Immersa in un paesaggio incantevole, Paestum è una delle gemme della Campania, nota per i suoi templi greci tra i meglio conservati al mondo. Fondata dai Greci nel VI secolo a.C., questa antica città non è solo un luogo di grande importanza storica...
Immersa in un paesaggio incantevole, Paestum è una delle gemme della Campania, nota per i suoi templi greci tra i meglio conservati al mondo. Fondata dai Greci nel VI secolo a.C., questa antica città non è solo un luogo di grande importanza storica, ma anche una porta d'accesso a una delle tradizioni culinarie più celebri d'Italia: la mozzarella di bufala DOP del Sele.
Ogni angolo di Paestum racconta una storia, dai monumenti imponenti ai profumi della campagna circostante. Qui, la storia si intreccia con la modernità, offrendo ai visitatori un'esperienza unica che va oltre la semplice visita turistica. Scopriamo insieme cosa vedere in questo affascinante angolo di Campania.

1. I Templi di Paestum
I templi di Paestum, dedicati a Hera, Nettuno e Cerere, sono tra i monumenti più significativi dell'architettura greca. Il Tempio di Nettuno, in particolare, è famoso per la sua struttura imponente e le colonne doriche perfettamente conservate.
- Orari: 9:00 - 19:30 (da marzo a ottobre); 9:00 - 16:30 (da novembre a febbraio)
- Costo: €12,00 (biglietto intero); €2,00 (ridotto per studenti)
2. Museo Archeologico Nazionale di Paestum
Il museo ospita una vasta collezione di reperti archeologici, tra cui i famosi affreschi delle tombe e gli oggetti di vita quotidiana degli antichi abitanti di Paestum. Un must per chiunque voglia approfondire la storia della città.
- Orari: 9:00 - 19:30
- Costo: €8,00 (biglietto intero); €4,00 (ridotto)
3. La Mozzarella di Bufala DOP
Non puoi visitare Paestum senza assaporare la famosa mozzarella di bufala DOP. Diverse aziende agricole offrono tour e degustazioni che ti permetteranno di scoprire il processo di produzione di questo delizioso formaggio.
4. Il Parco Archeologico di Paestum
Il parco archeologico è un'area vasta e ben conservata, dove puoi passeggiare tra le rovine e i templi. È il luogo ideale per una passeggiata tranquilla, immersi nella storia.
- Orari: 9:00 - 19:30
- Costo: Incluso nel biglietto dei templi
5. Chiesa della Madonna del Granato
Questa chiesa, situata a pochi passi dal centro di Paestum, è un esempio di architettura romanica.
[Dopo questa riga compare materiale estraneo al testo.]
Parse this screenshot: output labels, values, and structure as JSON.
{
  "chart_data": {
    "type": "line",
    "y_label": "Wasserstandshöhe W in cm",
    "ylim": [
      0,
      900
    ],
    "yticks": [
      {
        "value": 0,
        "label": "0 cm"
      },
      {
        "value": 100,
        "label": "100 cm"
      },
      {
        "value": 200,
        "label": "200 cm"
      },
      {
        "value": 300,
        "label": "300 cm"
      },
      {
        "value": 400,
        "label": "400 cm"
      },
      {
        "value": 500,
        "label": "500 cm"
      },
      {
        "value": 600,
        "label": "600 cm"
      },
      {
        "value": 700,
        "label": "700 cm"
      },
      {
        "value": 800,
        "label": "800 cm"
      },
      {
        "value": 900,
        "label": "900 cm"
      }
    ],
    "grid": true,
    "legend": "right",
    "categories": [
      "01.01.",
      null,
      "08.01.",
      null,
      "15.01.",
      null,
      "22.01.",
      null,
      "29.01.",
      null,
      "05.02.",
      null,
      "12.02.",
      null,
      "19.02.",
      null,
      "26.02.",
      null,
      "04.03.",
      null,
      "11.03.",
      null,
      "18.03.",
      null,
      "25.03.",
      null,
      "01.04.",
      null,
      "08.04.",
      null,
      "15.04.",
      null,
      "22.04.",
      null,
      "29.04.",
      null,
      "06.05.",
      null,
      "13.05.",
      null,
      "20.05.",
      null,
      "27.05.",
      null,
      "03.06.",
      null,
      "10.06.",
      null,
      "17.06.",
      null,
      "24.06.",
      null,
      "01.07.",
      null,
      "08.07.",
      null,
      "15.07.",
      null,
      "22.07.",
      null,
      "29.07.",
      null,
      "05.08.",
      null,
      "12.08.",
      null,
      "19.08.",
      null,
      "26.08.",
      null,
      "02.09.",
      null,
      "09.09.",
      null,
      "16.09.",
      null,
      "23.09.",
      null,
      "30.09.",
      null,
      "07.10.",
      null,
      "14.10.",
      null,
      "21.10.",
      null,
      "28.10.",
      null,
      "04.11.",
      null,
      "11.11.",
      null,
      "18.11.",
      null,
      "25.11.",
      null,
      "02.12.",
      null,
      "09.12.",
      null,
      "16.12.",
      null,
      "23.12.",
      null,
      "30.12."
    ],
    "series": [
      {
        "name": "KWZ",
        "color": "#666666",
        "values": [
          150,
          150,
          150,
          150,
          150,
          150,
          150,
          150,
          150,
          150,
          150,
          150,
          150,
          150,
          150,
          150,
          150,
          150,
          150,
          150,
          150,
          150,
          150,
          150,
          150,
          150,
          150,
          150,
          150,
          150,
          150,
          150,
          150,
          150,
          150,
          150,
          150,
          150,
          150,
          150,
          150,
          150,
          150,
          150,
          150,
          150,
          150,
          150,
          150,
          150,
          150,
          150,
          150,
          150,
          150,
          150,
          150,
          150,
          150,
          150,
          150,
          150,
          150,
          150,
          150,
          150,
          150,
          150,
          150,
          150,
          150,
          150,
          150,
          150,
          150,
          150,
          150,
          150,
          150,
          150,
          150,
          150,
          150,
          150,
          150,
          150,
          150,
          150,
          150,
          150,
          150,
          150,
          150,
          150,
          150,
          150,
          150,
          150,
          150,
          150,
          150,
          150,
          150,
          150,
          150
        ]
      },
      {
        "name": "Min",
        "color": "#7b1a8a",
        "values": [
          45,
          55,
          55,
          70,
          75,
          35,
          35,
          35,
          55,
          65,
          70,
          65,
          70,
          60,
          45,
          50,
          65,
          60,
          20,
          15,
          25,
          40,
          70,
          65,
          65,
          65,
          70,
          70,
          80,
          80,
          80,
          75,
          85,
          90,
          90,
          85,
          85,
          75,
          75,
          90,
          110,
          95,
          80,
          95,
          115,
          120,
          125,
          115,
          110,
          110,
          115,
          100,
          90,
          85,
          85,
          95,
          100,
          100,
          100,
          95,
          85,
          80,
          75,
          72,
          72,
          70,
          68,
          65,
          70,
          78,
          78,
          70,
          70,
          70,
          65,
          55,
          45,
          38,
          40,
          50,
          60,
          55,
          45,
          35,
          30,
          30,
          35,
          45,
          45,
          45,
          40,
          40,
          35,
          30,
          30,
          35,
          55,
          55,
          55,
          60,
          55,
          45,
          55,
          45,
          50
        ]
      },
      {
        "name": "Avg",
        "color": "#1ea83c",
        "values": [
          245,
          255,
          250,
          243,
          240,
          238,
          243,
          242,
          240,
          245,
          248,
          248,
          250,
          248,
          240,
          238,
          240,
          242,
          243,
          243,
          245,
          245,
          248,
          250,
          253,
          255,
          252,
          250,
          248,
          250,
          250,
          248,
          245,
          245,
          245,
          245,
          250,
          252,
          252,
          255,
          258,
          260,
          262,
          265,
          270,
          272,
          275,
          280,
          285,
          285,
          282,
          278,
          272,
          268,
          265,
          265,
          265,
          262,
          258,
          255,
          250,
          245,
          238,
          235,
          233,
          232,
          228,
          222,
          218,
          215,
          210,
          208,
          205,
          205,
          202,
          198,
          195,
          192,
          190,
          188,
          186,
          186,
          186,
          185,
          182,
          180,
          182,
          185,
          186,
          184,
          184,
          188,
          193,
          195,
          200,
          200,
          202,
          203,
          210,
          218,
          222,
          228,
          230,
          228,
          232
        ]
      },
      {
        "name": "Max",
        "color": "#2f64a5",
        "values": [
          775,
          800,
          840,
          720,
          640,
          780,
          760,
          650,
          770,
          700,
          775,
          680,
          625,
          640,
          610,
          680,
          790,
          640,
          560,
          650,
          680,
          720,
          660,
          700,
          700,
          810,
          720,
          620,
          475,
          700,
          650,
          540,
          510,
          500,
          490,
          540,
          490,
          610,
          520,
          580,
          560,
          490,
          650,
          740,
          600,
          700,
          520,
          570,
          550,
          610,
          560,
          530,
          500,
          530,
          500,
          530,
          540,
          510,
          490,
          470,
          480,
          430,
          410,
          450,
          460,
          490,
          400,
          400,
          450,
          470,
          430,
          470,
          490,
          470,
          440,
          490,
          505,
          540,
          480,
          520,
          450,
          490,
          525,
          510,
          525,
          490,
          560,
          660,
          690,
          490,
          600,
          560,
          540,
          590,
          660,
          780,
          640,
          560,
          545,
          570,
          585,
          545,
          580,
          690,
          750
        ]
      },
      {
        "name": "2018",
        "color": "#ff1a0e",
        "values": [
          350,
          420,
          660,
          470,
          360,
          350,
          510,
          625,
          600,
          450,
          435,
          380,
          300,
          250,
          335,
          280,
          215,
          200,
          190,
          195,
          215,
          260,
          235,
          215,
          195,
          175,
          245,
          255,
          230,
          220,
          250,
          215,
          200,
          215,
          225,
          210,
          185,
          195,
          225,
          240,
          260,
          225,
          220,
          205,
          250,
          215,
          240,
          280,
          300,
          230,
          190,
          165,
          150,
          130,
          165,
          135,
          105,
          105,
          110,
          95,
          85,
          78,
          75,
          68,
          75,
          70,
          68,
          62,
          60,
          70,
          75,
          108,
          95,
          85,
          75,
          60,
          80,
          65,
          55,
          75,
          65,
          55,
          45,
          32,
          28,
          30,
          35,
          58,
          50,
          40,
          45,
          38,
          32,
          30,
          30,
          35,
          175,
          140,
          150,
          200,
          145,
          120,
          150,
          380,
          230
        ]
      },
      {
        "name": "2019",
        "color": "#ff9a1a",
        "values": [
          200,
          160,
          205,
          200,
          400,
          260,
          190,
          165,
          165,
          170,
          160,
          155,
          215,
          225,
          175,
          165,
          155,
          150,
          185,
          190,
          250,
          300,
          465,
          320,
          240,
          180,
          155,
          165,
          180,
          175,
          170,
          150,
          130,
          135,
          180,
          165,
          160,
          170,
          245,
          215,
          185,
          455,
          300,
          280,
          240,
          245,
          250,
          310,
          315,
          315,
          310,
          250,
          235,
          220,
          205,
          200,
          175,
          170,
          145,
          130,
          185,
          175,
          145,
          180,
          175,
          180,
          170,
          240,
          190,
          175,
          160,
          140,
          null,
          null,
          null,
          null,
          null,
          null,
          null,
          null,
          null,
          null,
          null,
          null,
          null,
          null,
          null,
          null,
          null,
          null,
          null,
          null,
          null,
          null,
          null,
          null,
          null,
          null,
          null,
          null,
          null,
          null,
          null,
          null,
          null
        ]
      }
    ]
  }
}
La sua bellezza e tranquillità la rendono un luogo perfetto per una sosta contemplativa.
- Orari: 8:00 - 12:00; 16:00 - 19:00
- Costo: Ingresso libero
6. Piazza della Vittoria
Questa piazza è il cuore pulsante di Paestum, dove puoi trovare caffè, ristoranti e negozi locali. È il luogo ideale per gustare un caffè e osservare la vita quotidiana degli abitanti.
7. Il Tempio di Cerere
Questo tempio, dedicato alla dea della fertilità, è meno visitato rispetto agli altri, ma offre un'atmosfera di tranquillità e bellezza. Un ottimo posto per scattare foto memorabili.
- Orari: 9:00 - 19:30
- Costo: Incluso nel biglietto dei templi
Posti Segreti
Se desideri scoprire alcuni angoli meno conosciuti di Paestum, ecco due suggerimenti:
- La Punta di Campanella: Un piccolo promontorio che offre una vista mozzafiato sulla costa e sull'entroterra.
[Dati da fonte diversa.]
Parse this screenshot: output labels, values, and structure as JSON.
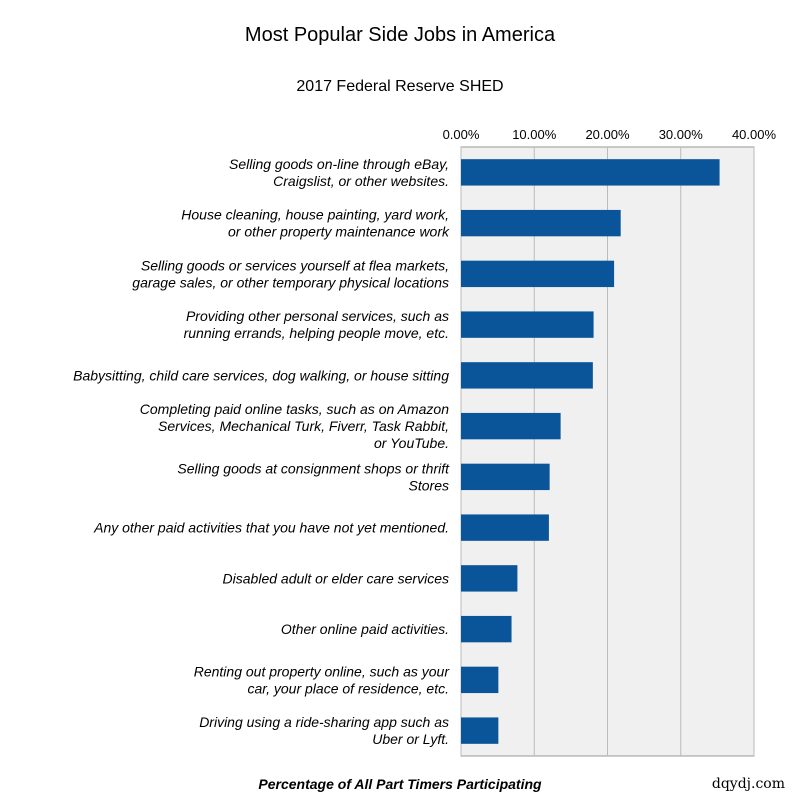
{
  "title": "Most Popular Side Jobs in America",
  "subtitle": "2017 Federal Reserve SHED",
  "credit": "dqydj.com",
  "colors": {
    "bar": "#0a5599",
    "plot_background": "#f0f0f0",
    "grid": "#bbbbbb"
  },
  "chart_data": {
    "type": "bar",
    "orientation": "horizontal",
    "title": "Most Popular Side Jobs in America",
    "subtitle": "2017 Federal Reserve SHED",
    "xlabel": "Percentage of All Part Timers Participating",
    "ylabel": "",
    "xlim": [
      0,
      0.4
    ],
    "x_axis_position": "top",
    "grid": true,
    "ticks": [
      "0.00%",
      "10.00%",
      "20.00%",
      "30.00%",
      "40.00%"
    ],
    "categories": [
      [
        "Selling goods on-line through eBay,",
        "Craigslist, or other websites."
      ],
      [
        "House cleaning, house painting, yard work,",
        "or other property maintenance work"
      ],
      [
        "Selling goods or services yourself at flea markets,",
        "garage sales, or other temporary physical locations"
      ],
      [
        "Providing other personal services, such as",
        "running errands, helping people move, etc."
      ],
      [
        "Babysitting, child care services, dog walking, or house sitting"
      ],
      [
        "Completing paid online tasks, such as on Amazon",
        "Services, Mechanical Turk, Fiverr, Task Rabbit,",
        "or YouTube."
      ],
      [
        "Selling goods at consignment shops or thrift",
        "Stores"
      ],
      [
        "Any other paid activities that you have not yet mentioned."
      ],
      [
        "Disabled adult or elder care services"
      ],
      [
        "Other online paid activities."
      ],
      [
        "Renting out property online, such as your",
        "car, your place of residence, etc."
      ],
      [
        "Driving using a ride-sharing app such as",
        "Uber or Lyft."
      ]
    ],
    "values": [
      0.353,
      0.218,
      0.209,
      0.181,
      0.18,
      0.136,
      0.121,
      0.12,
      0.077,
      0.069,
      0.051,
      0.051
    ]
  }
}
- Il Mulino di Paestum: Un antico mulino in disuso, circondato dalla natura, ideale per una passeggiata tranquilla.
Consigli Pratici
Per spostarti a Paestum, il modo migliore è a piedi, dato che molte attrazioni sono vicine tra loro. I biglietti cumulativi per musei e templi sono disponibili e ti permettono di risparmiare. Il periodo migliore per visitare Paestum è in primavera (aprile e maggio) o in autunno (settembre e ottobre), quando il clima è mite e le folle sono meno affollate.
Conclusione
In sintesi, un itinerario ideale a Paestum potrebbe includere una visita ai templi al mattino, seguita da un pranzo a base di mozzarella di bufala in un'azienda agricola locale. Nel pomeriggio, esplora il museo archeologico e passeggia nel parco, prima di concludere la giornata con una passeggiata nella piazza principale. Paestum è un luogo che incanta e sorprende, un perfetto connubio tra storia e gastronomia.